Product management is a full-stack role
Graham Reed, Founder of the Product Mind, Head of Product Ops at Cobalt and Ambassador for Product Ops at Product Led Alliance adds: “Back in the day as product managers we were lucky to have a PMM, a designer, or product operations. We did it all ourselves. Today, in larger companies at least, the tasks of the PM have been spread out to allow for specialism and focus. BUT….it’s important to note that the same tasks are still being completed. The move here is NOT to say the traditional roles of a PM are no longer to be done, that they are not important – but that they have been reassigned and/or merged in Airbnb’s instance into one full-stack role – product marketing professionals.
It’s context compression
Sean Gabriel, Director at Red Badger, is of the same mind. ”Reports of Product’s death are greatly exaggerated! This feels like the latest case of context compression causing an uproar in the community. It’s clear Brian was describing an overall shift in discipline priorities specific to Airbnb: to give design the strong accountability for a delightful customer experience, while combining the strengths of (previously) inward-focused PMs with outward-focused PMMs to own the outcomes of the customer experience, changes meant to serve Airbnb’s unique organisational context, should be taken with a grain of salt before being copy-pasted into a new context.”

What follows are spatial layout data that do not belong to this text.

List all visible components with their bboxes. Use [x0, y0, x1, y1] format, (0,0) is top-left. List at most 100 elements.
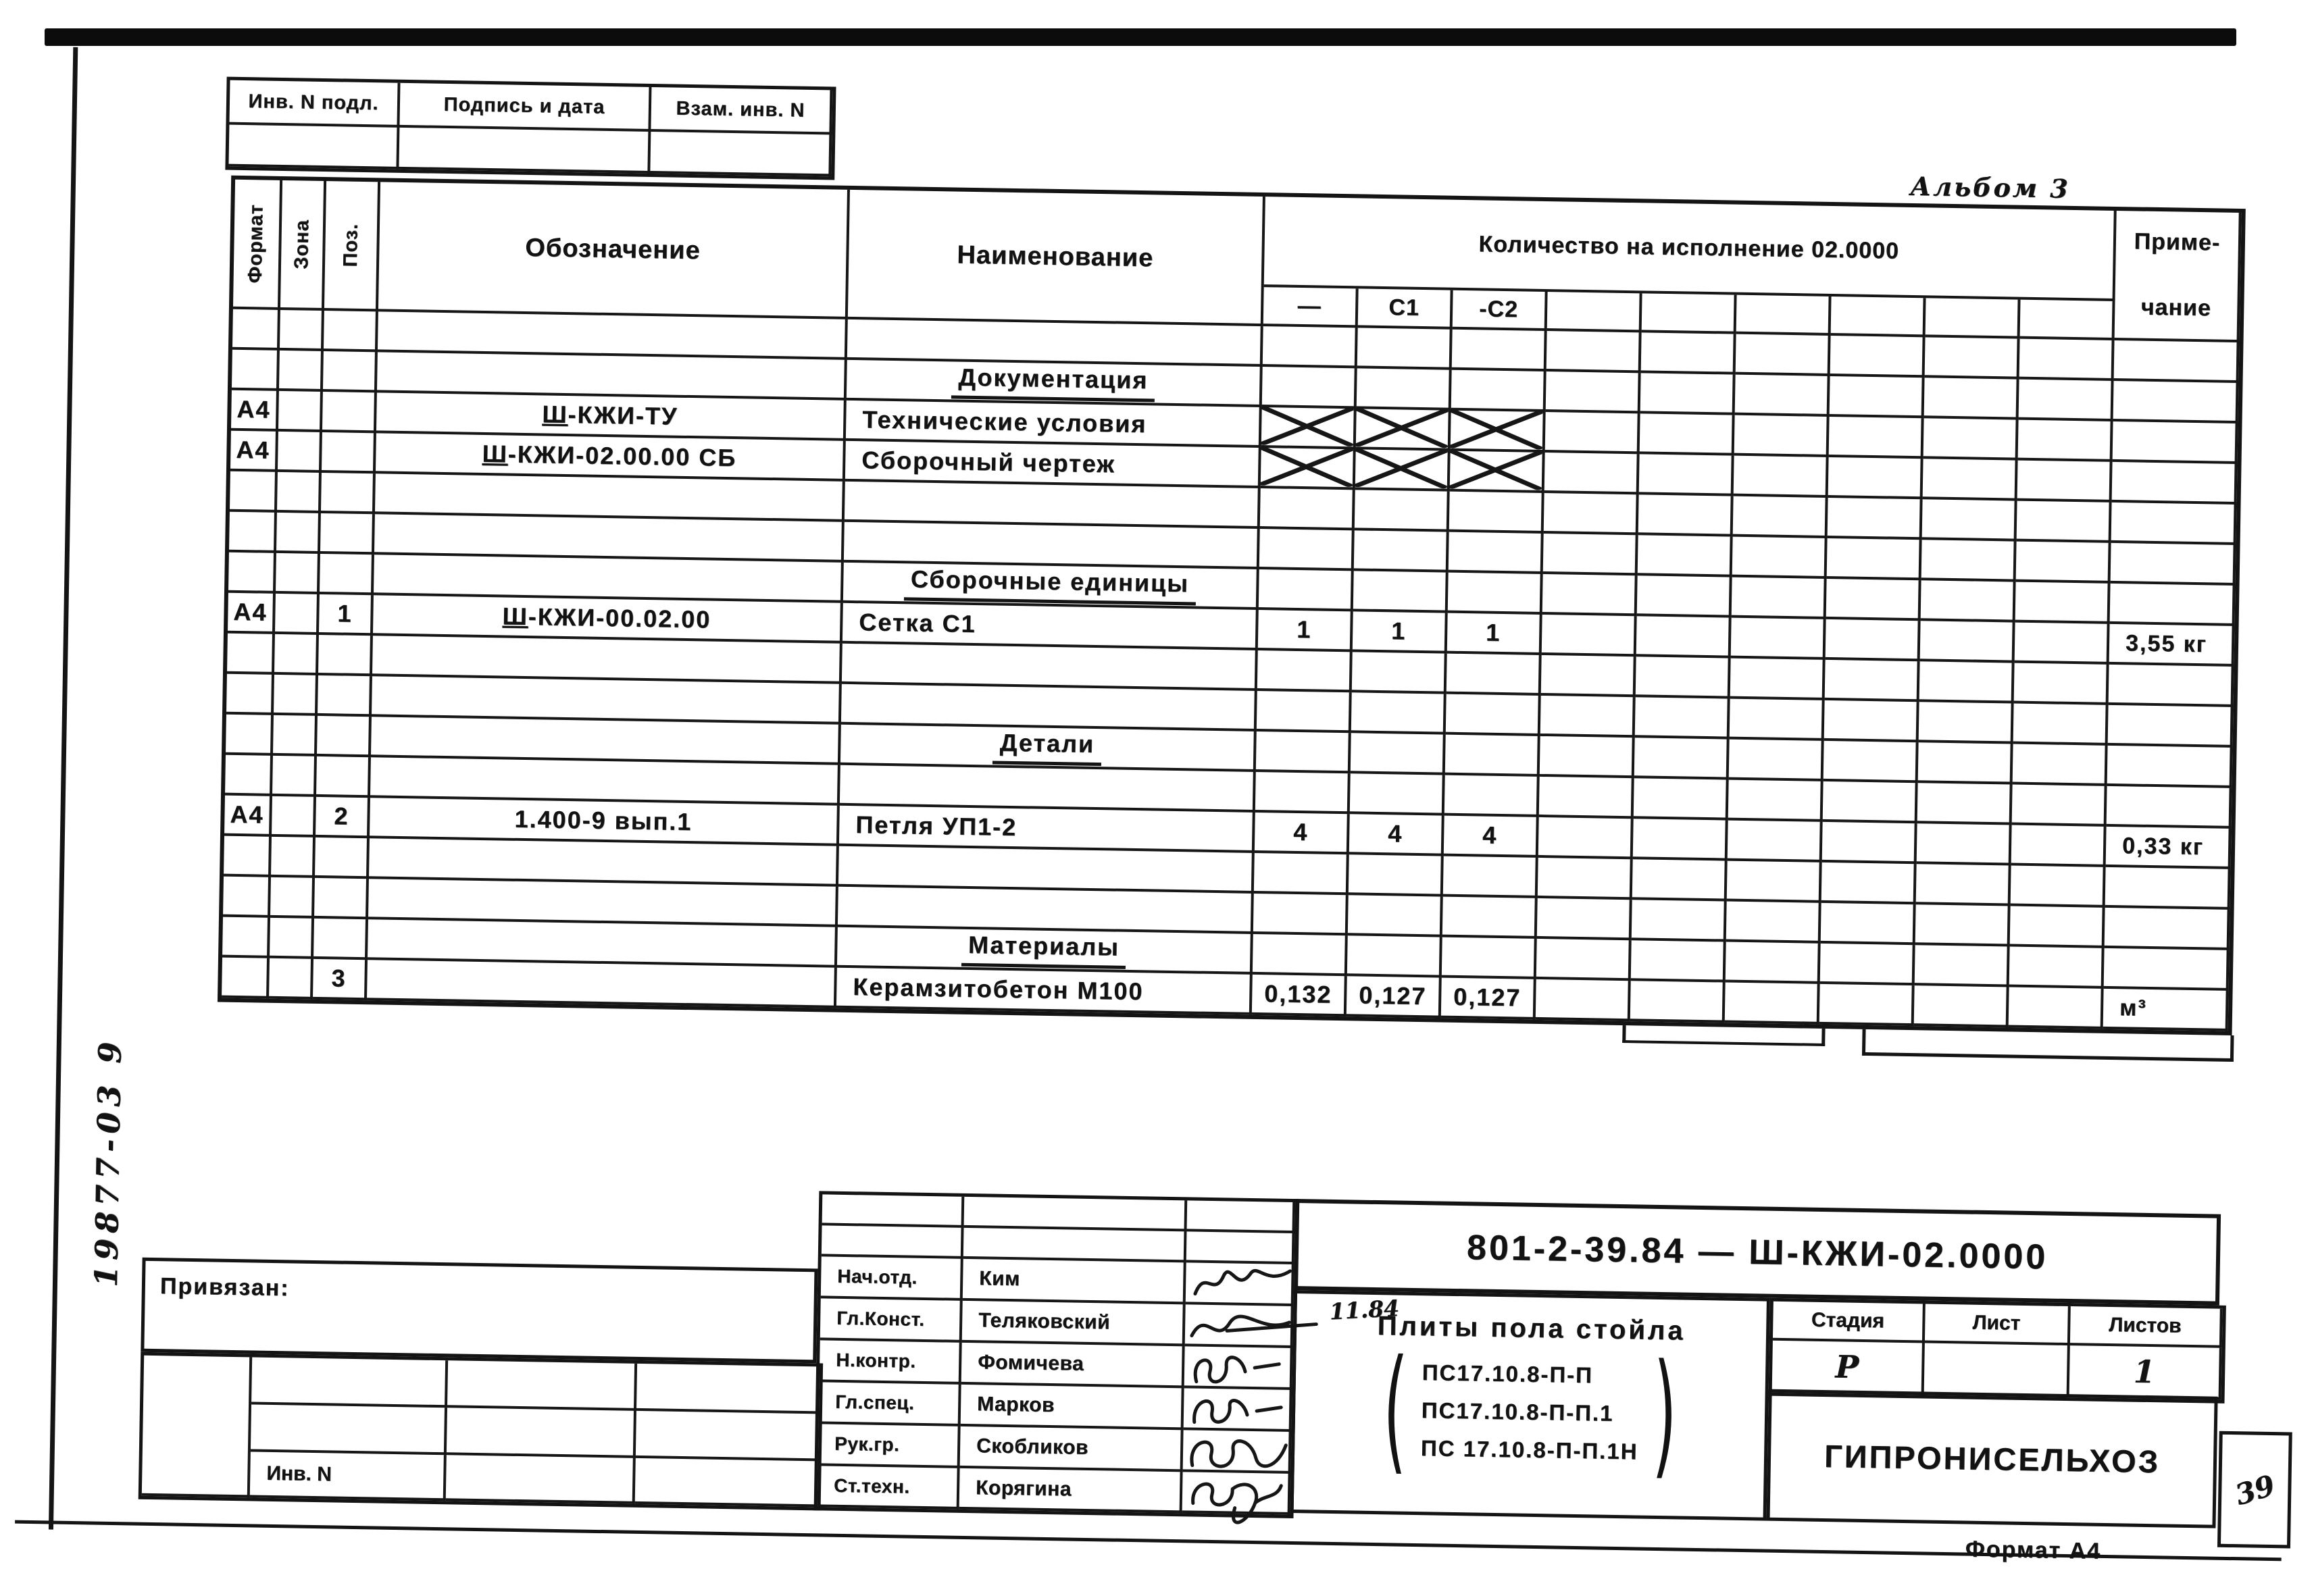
row-qty [1538, 776, 1634, 819]
row-qty [1823, 740, 1919, 783]
col-header-pos: Поз. [324, 181, 381, 312]
qty-subcol-header [1925, 298, 2021, 339]
binding-grid-cell [445, 1455, 636, 1504]
row-qty [1824, 659, 1920, 702]
row-pos [323, 311, 378, 353]
row-qty [1630, 940, 1726, 983]
row-qty [1353, 448, 1451, 492]
row-qty [1259, 488, 1355, 531]
inv-strip-label: Взам. инв. N [651, 87, 833, 135]
row-format [225, 714, 274, 756]
row-qty [1542, 533, 1638, 576]
row-note [2112, 421, 2238, 464]
row-qty [1259, 529, 1355, 571]
row-qty [1354, 490, 1450, 532]
col-header-designation: Обозначение [378, 182, 850, 319]
row-qty [1351, 652, 1447, 694]
sig-role: Нач.отд. [820, 1256, 963, 1301]
sig-role: Рук.гр. [818, 1424, 961, 1468]
row-qty [1631, 900, 1727, 942]
row-format [224, 754, 273, 796]
row-note [2108, 664, 2234, 707]
row-note [2104, 907, 2230, 950]
row-qty [1633, 778, 1729, 821]
row-qty: 4 [1349, 814, 1444, 856]
row-qty [1545, 371, 1641, 414]
row-qty [1819, 943, 1915, 986]
row-qty [1635, 657, 1731, 699]
row-qty [1922, 459, 2018, 501]
row-pos [322, 392, 377, 434]
row-qty [1447, 572, 1543, 615]
sig-empty-cell [1186, 1231, 1295, 1265]
row-note: 0,33 кг [2105, 826, 2232, 869]
organization-box: ГИПРОНИСЕЛЬХОЗ [1766, 1389, 2218, 1528]
row-pos [316, 756, 371, 798]
col-header-name: Наименование [847, 189, 1265, 327]
row-name: Документация [846, 359, 1263, 408]
page-corner-note: 39 [2231, 1468, 2279, 1512]
row-qty [1726, 860, 1822, 903]
row-note [2111, 502, 2237, 545]
row-zone [277, 431, 322, 473]
row-name: Технические условия [845, 400, 1262, 448]
row-qty [2017, 460, 2113, 503]
scan-artifact [1622, 1025, 1826, 1046]
row-qty [1542, 573, 1638, 617]
row-note [2107, 745, 2233, 788]
row-pos [313, 877, 369, 920]
row-qty [1634, 738, 1730, 780]
row-qty [2009, 946, 2105, 989]
col-header-pos-label: Поз. [339, 223, 362, 267]
row-qty [1442, 856, 1538, 898]
row-qty [1915, 864, 2011, 906]
row-pos [316, 715, 372, 758]
row-qty [2015, 582, 2111, 624]
row-qty [1262, 326, 1358, 369]
qty-subcol-header [1641, 293, 1737, 334]
row-qty [1730, 658, 1826, 700]
row-qty [1634, 697, 1730, 740]
row-qty [1732, 496, 1828, 538]
row-qty [2013, 663, 2109, 705]
row-qty [1830, 335, 1926, 378]
row-pos: 1 [318, 594, 374, 636]
row-qty [1640, 332, 1736, 375]
designation-text: Ш-КЖИ-02.00.00 СБ [482, 439, 737, 472]
cross-mark [1354, 407, 1449, 448]
row-qty [1917, 783, 2013, 825]
row-qty: 1 [1352, 611, 1448, 654]
designation-text: Ш-КЖИ-ТУ [542, 400, 678, 430]
sig-name: Скобликов [959, 1426, 1184, 1472]
row-qty [1546, 331, 1642, 374]
col-header-note: Приме- чание [2114, 210, 2242, 343]
row-qty [1724, 982, 1820, 1025]
row-qty [1728, 739, 1824, 781]
sig-name: Корягина [959, 1468, 1183, 1514]
section-title: Документация [951, 362, 1155, 402]
row-qty [1637, 535, 1733, 577]
open-brace: ( [1382, 1331, 1409, 1489]
row-zone [279, 309, 324, 352]
col-header-quantity: Количество на исполнение 02.0000 [1263, 197, 2117, 301]
row-qty [1538, 817, 1634, 860]
inv-strip-empty-cell [650, 131, 832, 177]
sig-empty-cell [963, 1196, 1188, 1232]
stage-value: Р [1771, 1340, 1925, 1395]
row-name: Сборочные единицы [842, 562, 1259, 611]
row-qty [2011, 825, 2107, 867]
row-qty [1917, 742, 2013, 785]
row-name [843, 521, 1260, 570]
row-qty [1921, 499, 2017, 542]
sig-role: Гл.спец. [818, 1382, 961, 1426]
row-qty [1259, 446, 1356, 490]
row-qty [1630, 981, 1726, 1023]
row-qty [1825, 619, 1921, 662]
signature-mark [1192, 1399, 1283, 1424]
row-format [226, 633, 275, 675]
sig-cell [1185, 1262, 1294, 1307]
row-qty [1919, 621, 2015, 663]
row-qty [1638, 454, 1734, 496]
row-qty [1638, 494, 1734, 537]
row-qty [1734, 374, 1830, 417]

It’s cost-cutting and the Steve Jobs playbook
Itamar Gilad, ex-Google, now a product coach, was also happy to share his views with me following his recent post on LinkedIn: “Merging product management with product marketing management has more to do with cost-cutting and freeing space for UX designers to take a central role, than it is about evolving product management. Chesky is attempting to follow the playbook of Steve Jobs in Apple of the 2000s, where managers effectively played the role of product managers, working closely with engineers and designers, and (unlike good product managers) were making all the major product decisions. This centralist, hands-on model may work with very visionary leaders who are also very strong at product, like Steve Jobs. However, most companies are not led by such people, and it is therefore generally better to distribute decision-making and to create an intelligent org that is able to discover and deliver products that address real user and business needs without central command and control. Time will tell if this radical overhaul of product development will benefit Airbnb.
In conclusion
The debate about the product discipline is always healthy. It’s in the nature of a product manager to challenge the status quo and push for change when change is good. Ultimately though Airbnb is pushing back against some of the natural evolutions that many of these roles have already experienced.
Running a company from a design-led roadmap instead of a product one is certainly interesting but let’s be blunt: when I look for a holiday destination the mission of “anyone being able to belong anywhere” as a design led incentive to delight me pales in comparison to the overall customer journey I take from searching for and booking through to the actual holiday experience (just take a look at the scores and reviews on Trustpilot, shown below to see how it’s going).
A final thought from Emily Tate: “The inevitable debate that arises when things like this come up is in part due to a response from people who aren’t deeply involved in the product community passing on misinformation like ‘Airbnb just got rid of product management’. So be prepared to continue this debate along with others, and eventually (hopefully) we can just get on with what many have both advocated for and implemented many times – a well-balanced team that includes data, engineering, design, AND product management.”